Planning to begin construction in the spring, Baptist Health will be adding a $187 million, seven-story critical care tower to Wolfson Children’s Hospital, as reported in the Jacksonville Daily Record. Scheduled for completion in 2021, the 220,000 square foot structure will become the front entrance to Baptist Medical Center and Wolfson Children’s Hospital and house a 75-bed neonatal intensive care center and a 26-bed pediatric intensive care unit. Michael Mayo, Baptist Medical Center Jacksonville Hospital president said, “We intend to create an extraordinary patient and family experience for all who enter.”
NewYork-Presbyterian began “seriously investing” in its virtual care program in 2016. In early 2019, they had their 100,000th virtual visit. “We see telehealth as being part of a coordinated care model that goes beyond urgent care for our patients,” Mr. Barchi Group Senior Vice President and CIO told Becker’s Hospital Review in an interview. “Virtual platforms will become the first point of care for many patients, and I think provider organizations have to be prepared for a future that is dominated by virtual encounters.”

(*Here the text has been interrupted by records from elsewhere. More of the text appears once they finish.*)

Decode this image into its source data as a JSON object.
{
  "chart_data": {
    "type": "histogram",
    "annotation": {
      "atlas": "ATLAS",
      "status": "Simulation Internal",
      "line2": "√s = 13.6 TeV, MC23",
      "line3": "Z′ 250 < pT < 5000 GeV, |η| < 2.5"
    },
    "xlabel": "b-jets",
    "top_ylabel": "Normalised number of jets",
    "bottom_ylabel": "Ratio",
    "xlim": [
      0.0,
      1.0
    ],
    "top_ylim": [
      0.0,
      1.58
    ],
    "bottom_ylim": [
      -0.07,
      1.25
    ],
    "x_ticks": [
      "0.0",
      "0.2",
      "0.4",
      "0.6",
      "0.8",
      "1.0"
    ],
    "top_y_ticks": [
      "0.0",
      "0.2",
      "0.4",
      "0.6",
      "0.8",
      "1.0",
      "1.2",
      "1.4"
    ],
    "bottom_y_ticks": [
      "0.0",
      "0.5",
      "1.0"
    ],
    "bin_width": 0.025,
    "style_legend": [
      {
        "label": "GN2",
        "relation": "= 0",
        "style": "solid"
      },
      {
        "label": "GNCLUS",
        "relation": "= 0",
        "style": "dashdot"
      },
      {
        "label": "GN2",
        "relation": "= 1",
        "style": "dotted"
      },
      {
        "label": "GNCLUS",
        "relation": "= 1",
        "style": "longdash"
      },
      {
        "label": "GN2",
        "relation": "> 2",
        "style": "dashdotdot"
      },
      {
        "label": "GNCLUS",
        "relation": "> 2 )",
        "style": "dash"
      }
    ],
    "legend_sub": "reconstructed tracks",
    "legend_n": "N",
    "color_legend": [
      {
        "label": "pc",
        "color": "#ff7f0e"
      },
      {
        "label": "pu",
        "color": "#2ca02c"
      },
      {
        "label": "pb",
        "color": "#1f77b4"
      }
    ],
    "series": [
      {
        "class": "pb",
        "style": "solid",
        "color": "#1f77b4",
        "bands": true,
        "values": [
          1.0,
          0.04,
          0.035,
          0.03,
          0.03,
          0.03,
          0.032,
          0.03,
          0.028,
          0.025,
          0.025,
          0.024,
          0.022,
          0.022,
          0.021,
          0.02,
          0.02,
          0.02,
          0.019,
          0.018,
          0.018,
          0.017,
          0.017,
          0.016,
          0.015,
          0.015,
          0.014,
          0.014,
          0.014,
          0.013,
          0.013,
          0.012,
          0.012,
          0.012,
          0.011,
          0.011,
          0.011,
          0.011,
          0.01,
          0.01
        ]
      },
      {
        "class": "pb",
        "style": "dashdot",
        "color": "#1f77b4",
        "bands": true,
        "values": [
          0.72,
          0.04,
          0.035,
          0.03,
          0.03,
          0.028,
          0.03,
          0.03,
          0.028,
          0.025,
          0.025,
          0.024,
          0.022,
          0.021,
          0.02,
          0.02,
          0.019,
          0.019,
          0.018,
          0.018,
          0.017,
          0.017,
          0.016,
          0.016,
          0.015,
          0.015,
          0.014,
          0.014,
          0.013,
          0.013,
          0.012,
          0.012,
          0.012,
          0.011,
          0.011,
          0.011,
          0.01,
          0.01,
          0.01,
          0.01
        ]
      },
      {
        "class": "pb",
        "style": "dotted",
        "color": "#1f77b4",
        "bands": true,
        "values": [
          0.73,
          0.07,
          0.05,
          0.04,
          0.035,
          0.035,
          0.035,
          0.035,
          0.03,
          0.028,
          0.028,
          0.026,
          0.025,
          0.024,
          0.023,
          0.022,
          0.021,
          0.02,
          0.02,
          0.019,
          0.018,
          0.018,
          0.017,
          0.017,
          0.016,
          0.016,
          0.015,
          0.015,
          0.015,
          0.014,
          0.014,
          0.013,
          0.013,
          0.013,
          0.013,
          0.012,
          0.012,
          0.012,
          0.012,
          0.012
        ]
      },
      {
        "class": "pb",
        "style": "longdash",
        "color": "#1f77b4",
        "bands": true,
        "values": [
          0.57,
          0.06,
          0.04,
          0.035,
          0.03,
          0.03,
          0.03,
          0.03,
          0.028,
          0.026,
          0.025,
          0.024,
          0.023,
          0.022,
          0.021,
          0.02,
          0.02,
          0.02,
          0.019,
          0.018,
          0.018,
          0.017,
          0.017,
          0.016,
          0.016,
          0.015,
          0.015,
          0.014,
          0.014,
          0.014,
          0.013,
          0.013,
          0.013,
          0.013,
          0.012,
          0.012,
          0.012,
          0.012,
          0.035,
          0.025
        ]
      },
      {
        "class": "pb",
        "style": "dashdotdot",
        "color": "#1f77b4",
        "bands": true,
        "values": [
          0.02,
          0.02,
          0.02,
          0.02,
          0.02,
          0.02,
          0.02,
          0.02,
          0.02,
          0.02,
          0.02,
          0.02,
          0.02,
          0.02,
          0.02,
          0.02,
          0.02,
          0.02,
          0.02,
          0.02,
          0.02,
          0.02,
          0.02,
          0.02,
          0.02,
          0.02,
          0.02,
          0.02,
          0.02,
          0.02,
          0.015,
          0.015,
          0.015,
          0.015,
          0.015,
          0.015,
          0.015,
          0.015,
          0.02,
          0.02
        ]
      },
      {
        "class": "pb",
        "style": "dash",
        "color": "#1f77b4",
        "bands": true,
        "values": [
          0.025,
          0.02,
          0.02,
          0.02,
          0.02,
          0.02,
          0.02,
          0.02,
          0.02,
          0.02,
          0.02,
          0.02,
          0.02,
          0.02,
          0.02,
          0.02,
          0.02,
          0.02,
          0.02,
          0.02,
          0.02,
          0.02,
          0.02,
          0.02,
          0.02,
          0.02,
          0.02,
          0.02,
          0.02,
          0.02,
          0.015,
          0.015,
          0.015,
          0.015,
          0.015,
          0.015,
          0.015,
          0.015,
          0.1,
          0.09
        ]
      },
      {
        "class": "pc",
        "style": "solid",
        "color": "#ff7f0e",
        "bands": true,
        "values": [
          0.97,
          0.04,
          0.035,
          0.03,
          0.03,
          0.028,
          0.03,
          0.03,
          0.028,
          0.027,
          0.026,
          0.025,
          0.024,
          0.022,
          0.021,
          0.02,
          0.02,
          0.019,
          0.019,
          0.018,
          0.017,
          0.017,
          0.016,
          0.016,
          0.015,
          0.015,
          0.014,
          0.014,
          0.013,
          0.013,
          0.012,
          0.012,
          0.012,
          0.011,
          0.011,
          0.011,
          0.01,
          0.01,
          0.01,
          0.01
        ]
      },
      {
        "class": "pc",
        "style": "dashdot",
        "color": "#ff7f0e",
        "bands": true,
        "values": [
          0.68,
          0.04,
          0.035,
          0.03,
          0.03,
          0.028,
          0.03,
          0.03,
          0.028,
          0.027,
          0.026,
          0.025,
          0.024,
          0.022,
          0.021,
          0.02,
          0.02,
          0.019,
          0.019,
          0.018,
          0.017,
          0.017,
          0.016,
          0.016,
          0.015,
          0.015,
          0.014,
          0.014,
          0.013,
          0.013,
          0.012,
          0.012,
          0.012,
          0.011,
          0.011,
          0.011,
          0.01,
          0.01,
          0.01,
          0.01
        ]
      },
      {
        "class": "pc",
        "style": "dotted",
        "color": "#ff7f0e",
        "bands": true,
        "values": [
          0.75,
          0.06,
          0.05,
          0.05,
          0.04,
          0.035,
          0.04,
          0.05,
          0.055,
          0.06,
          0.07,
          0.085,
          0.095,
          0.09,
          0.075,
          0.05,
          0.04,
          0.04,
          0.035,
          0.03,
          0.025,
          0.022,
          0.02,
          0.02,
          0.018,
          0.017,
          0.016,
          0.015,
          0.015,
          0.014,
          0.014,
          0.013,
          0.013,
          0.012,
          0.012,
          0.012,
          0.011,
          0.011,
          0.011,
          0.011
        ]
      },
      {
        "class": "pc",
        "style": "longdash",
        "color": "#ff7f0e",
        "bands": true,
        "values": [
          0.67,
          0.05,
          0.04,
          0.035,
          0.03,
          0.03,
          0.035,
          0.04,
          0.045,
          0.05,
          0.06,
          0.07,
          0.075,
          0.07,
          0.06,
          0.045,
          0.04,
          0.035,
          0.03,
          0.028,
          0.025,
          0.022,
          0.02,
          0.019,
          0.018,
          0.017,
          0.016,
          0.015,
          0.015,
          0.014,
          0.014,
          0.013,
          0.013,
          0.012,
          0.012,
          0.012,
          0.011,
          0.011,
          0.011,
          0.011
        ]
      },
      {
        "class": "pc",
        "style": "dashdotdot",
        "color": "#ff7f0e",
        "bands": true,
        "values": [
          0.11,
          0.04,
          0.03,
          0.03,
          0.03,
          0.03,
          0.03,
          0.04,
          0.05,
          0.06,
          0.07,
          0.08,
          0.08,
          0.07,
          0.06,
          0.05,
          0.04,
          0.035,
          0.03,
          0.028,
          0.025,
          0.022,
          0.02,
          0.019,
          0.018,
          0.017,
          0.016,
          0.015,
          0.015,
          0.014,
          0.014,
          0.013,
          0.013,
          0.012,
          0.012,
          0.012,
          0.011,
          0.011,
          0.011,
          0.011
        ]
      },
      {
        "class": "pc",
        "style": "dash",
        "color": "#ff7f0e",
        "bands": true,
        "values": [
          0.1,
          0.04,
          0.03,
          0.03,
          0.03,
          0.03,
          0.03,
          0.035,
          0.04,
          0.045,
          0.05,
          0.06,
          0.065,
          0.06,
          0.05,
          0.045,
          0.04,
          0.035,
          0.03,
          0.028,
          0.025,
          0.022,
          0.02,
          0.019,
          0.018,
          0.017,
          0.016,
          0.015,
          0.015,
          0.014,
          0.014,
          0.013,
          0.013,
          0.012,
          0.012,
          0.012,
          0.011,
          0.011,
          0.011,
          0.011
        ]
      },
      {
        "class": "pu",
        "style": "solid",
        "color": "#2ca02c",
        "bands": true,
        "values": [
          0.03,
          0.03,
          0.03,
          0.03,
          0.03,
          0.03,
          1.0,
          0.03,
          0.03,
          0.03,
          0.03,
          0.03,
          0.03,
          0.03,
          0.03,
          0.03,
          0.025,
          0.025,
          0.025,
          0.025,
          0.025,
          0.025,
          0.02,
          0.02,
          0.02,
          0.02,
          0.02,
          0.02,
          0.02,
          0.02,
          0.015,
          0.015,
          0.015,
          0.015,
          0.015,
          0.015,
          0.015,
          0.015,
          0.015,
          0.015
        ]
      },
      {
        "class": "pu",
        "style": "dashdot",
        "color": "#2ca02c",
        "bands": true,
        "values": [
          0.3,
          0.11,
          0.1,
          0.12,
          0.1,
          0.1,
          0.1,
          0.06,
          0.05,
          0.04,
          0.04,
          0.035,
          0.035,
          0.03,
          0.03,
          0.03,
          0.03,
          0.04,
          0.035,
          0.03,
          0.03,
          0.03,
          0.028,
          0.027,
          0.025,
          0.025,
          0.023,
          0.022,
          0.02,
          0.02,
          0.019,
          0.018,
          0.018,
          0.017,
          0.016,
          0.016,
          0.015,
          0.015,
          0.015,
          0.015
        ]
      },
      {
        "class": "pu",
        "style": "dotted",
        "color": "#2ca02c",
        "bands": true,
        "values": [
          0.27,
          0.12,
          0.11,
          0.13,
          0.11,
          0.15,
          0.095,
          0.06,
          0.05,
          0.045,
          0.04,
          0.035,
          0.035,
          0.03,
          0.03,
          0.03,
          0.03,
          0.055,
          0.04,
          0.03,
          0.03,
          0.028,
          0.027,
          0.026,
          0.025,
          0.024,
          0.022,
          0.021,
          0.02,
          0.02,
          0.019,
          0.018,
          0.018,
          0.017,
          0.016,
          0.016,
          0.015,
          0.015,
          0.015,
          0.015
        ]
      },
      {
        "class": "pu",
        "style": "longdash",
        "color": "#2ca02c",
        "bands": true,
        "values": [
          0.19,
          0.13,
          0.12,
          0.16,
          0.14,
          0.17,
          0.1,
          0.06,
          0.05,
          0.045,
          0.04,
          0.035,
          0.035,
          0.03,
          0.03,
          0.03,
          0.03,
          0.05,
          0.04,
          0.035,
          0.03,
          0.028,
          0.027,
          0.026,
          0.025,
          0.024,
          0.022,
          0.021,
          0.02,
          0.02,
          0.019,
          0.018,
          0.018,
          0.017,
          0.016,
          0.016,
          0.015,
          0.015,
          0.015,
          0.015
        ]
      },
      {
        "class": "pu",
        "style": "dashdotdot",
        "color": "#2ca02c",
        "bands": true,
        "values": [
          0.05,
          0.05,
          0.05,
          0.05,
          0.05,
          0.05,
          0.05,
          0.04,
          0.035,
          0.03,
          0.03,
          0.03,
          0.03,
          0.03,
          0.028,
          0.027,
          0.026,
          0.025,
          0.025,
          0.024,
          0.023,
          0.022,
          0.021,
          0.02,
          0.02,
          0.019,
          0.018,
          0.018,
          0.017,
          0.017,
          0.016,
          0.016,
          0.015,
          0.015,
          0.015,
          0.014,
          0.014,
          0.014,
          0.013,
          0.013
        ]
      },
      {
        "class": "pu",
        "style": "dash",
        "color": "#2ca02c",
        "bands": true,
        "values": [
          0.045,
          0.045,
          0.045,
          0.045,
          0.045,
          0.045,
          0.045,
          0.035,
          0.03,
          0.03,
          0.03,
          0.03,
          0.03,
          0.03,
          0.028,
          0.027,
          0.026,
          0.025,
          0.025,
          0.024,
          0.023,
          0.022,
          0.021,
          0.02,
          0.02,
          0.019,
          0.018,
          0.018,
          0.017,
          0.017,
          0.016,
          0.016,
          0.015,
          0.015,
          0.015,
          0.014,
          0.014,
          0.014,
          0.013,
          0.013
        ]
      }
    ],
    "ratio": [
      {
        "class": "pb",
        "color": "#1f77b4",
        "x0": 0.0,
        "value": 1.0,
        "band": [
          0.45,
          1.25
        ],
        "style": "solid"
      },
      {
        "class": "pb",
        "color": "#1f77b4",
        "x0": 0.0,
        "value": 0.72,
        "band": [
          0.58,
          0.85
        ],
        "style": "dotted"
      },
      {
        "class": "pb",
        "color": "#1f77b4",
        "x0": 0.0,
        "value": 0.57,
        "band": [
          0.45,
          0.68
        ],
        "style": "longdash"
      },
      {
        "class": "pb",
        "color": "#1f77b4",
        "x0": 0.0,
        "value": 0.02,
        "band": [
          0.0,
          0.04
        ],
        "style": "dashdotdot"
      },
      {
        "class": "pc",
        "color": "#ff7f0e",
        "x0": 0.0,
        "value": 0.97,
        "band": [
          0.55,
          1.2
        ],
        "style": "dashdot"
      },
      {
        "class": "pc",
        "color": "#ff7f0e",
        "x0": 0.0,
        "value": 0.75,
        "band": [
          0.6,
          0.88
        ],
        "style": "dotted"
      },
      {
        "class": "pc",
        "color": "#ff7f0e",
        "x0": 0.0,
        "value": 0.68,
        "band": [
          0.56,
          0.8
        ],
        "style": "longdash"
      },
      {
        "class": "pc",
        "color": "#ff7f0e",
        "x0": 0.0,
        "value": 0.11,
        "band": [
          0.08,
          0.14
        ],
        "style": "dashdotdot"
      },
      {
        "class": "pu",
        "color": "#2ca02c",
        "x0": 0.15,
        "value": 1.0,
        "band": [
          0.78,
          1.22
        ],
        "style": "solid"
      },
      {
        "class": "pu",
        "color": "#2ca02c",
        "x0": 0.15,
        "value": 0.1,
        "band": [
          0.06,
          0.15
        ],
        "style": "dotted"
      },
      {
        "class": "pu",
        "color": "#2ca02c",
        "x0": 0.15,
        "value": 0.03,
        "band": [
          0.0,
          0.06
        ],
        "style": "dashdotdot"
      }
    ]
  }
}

Houston Methodist Hospital Researchers Find Flesh-Eating Bacteria Genetic Roadmap, Hope it Leads to Vaccine
With a nearly 50 percent death rate, the necrotizing myositis has been found to be caused by group A streptococcus. James M. Musser, MD, PhD, chairman of the Department of Pathology and Genomic Medicine at Houston Methodist shared, “We were able to carefully dissect and pull back the curtain to identify what permits this organism to cause severe disease of muscle, the so-called flesh-eating disease. We now understand precisely what high-value targets we should be going after to disable or destroy.” A recent press release by Houston Methodist shares highlights from the research results.
“Alzheimer’s is such a devastating disease and currently there is no cure or effective therapy,” said Tao Ma, PhD, assistant professor of gerontology and geriatric medicine at Wake Forest School of Medicine, part of Wake Forest Baptist Health. The researchers used a genetic approach to repress the activity of a signaling molecule. They found that genetic suppression of this molecule prevented memory loss and improved synaptic function. Encouraged by these findings, Ma’s team hopes to test this approach further.